Verder deed ook het centrale duo Obispo en Doekhi het weer naar behoren. Rechtsback Dasa vind ik vooralsnog, net als zijn concurrent Lelieveld, aanvallend sterker dan verdedigend. Linksback Clark liet weer eens zien dat hij tegen snelle buitenspelers af en toe in de problemen komt.

Op het middenveld ging bij Foor veel fout (hij kan stukken beter), was Bero onopvallend en werd Bazoer met zijn (nog?) te trage ritme pas goed toen de wedstrijd gespeeld was en er meer ruimte kwam. Linssen is sinds hij weet dat hij dit seizoen blijft tot groot geluk van Vitesse weer de lepe, scorende speler van voorheen.

Voorin bleef Matavz weer eens anoniem, maar positief is dat hij is de laatste wedstrijden wel harder is gaan werken. Dicko was weinig zichtbaar, maar had wel rendement met een assist en een goede goal.

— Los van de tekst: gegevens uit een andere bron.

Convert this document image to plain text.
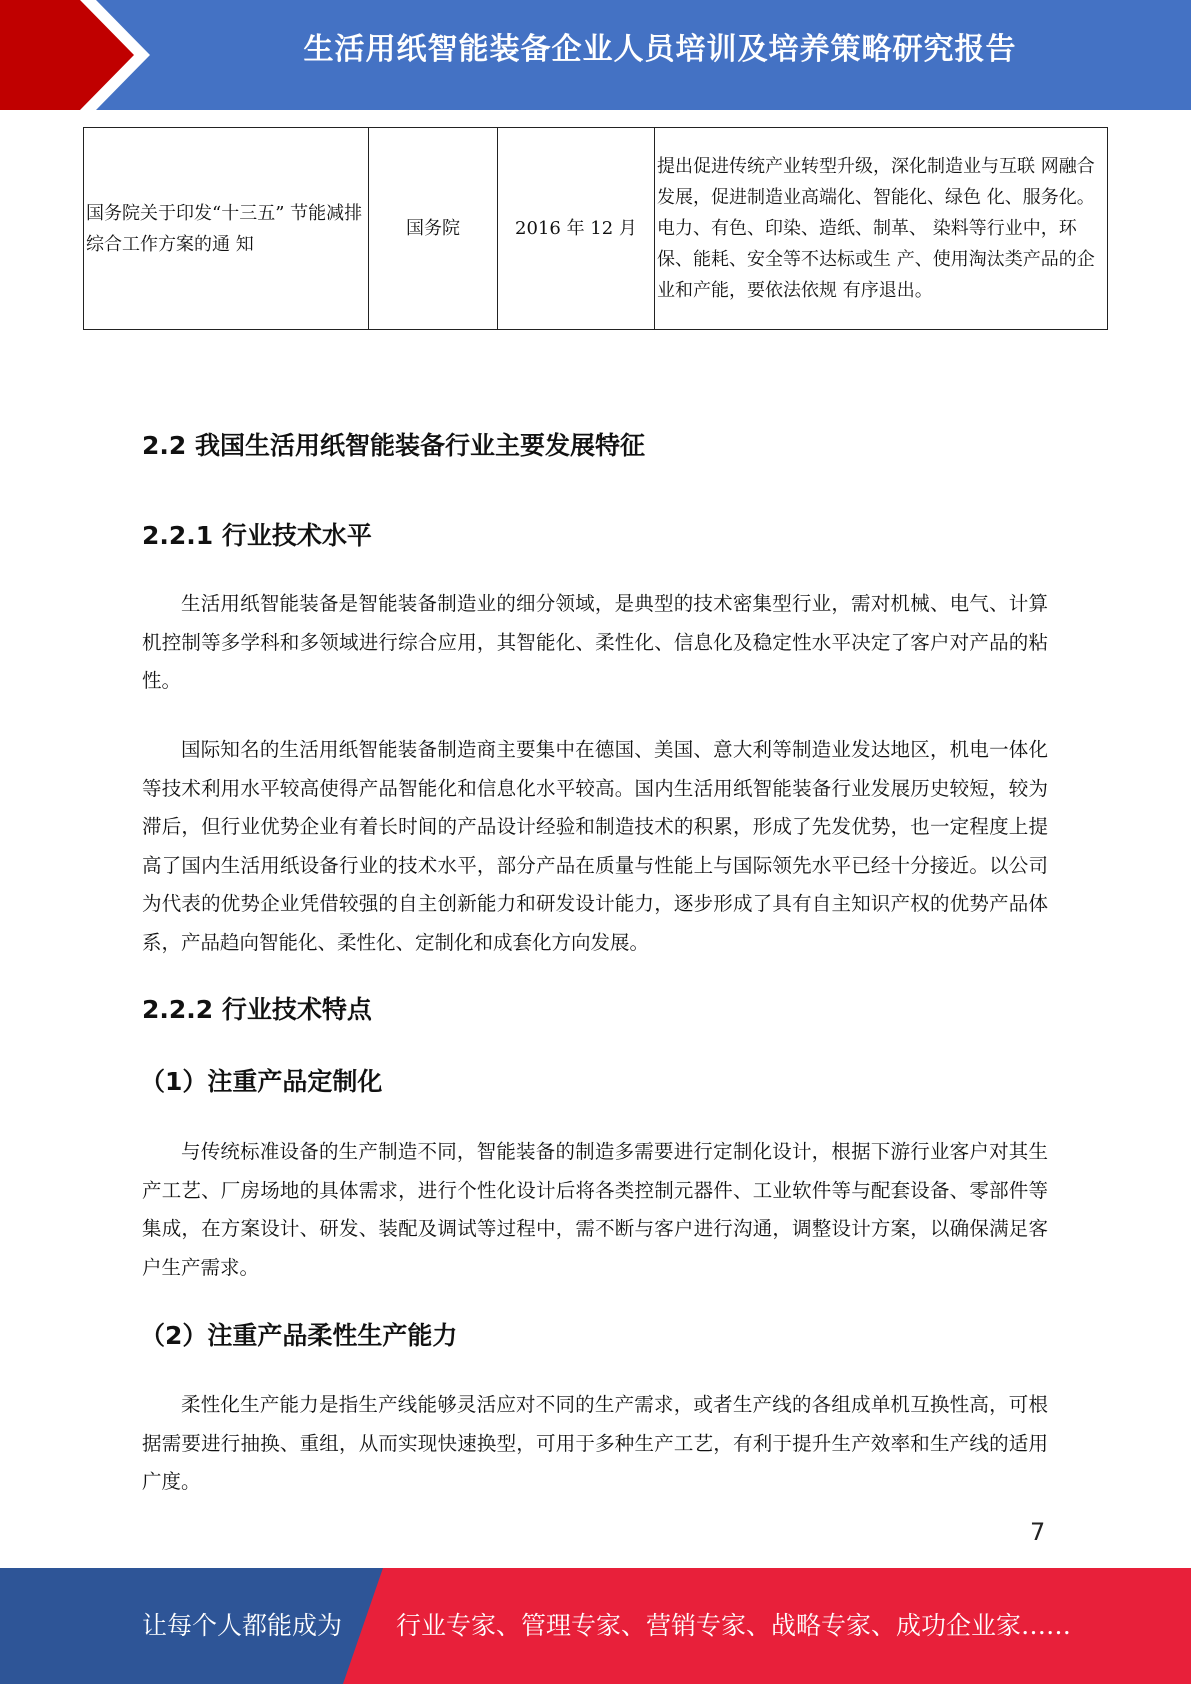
生活用纸智能装备企业人员培训及培养策略研究报告
国务院关于印发“十三五” 节能减排综合工作方案的通 知	国务院	2016 年 12 月	提出促进传统产业转型升级，深化制造业与互联 网融合发展，促进制造业高端化、智能化、绿色 化、服务化。电力、有色、印染、造纸、制革、 染料等行业中，环保、能耗、安全等不达标或生 产、使用淘汰类产品的企业和产能，要依法依规 有序退出。
2.2 我国生活用纸智能装备行业主要发展特征
2.2.1 行业技术水平

生活用纸智能装备是智能装备制造业的细分领域，是典型的技术密集型行业，需对机械、电气、计算机控制等多学科和多领域进行综合应用，其智能化、柔性化、信息化及稳定性水平决定了客户对产品的粘性。

国际知名的生活用纸智能装备制造商主要集中在德国、美国、意大利等制造业发达地区，机电一体化等技术利用水平较高使得产品智能化和信息化水平较高。国内生活用纸智能装备行业发展历史较短，较为滞后，但行业优势企业有着长时间的产品设计经验和制造技术的积累，形成了先发优势，也一定程度上提高了国内生活用纸设备行业的技术水平，部分产品在质量与性能上与国际领先水平已经十分接近。以公司为代表的优势企业凭借较强的自主创新能力和研发设计能力，逐步形成了具有自主知识产权的优势产品体系，产品趋向智能化、柔性化、定制化和成套化方向发展。

2.2.2 行业技术特点
（1）注重产品定制化

与传统标准设备的生产制造不同，智能装备的制造多需要进行定制化设计，根据下游行业客户对其生产工艺、厂房场地的具体需求，进行个性化设计后将各类控制元器件、工业软件等与配套设备、零部件等集成，在方案设计、研发、装配及调试等过程中，需不断与客户进行沟通，调整设计方案，以确保满足客户生产需求。

（2）注重产品柔性生产能力

柔性化生产能力是指生产线能够灵活应对不同的生产需求，或者生产线的各组成单机互换性高，可根据需要进行抽换、重组，从而实现快速换型，可用于多种生产工艺，有利于提升生产效率和生产线的适用广度。

7
让每个人都能成为 行业专家、管理专家、营销专家、战略专家、成功企业家……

Nu komt ADO Den Haag naar het Gelredome. Vaak een lastige tegenstander voor Vitesse, maar dat maakt niet uit. Het is tegen iedere ploeg immers hetzelfde: leunen op een verdedigend blok en hopen op enkele individuele hoogstandjes, veel effectiviteit en een dosis geluk.

VVV Venlo-Vitesse 0-4
29. Linssen 0-1, 34. Linssen 0-2, 43. Bazoer 0-3, 53. Dicko 0-4.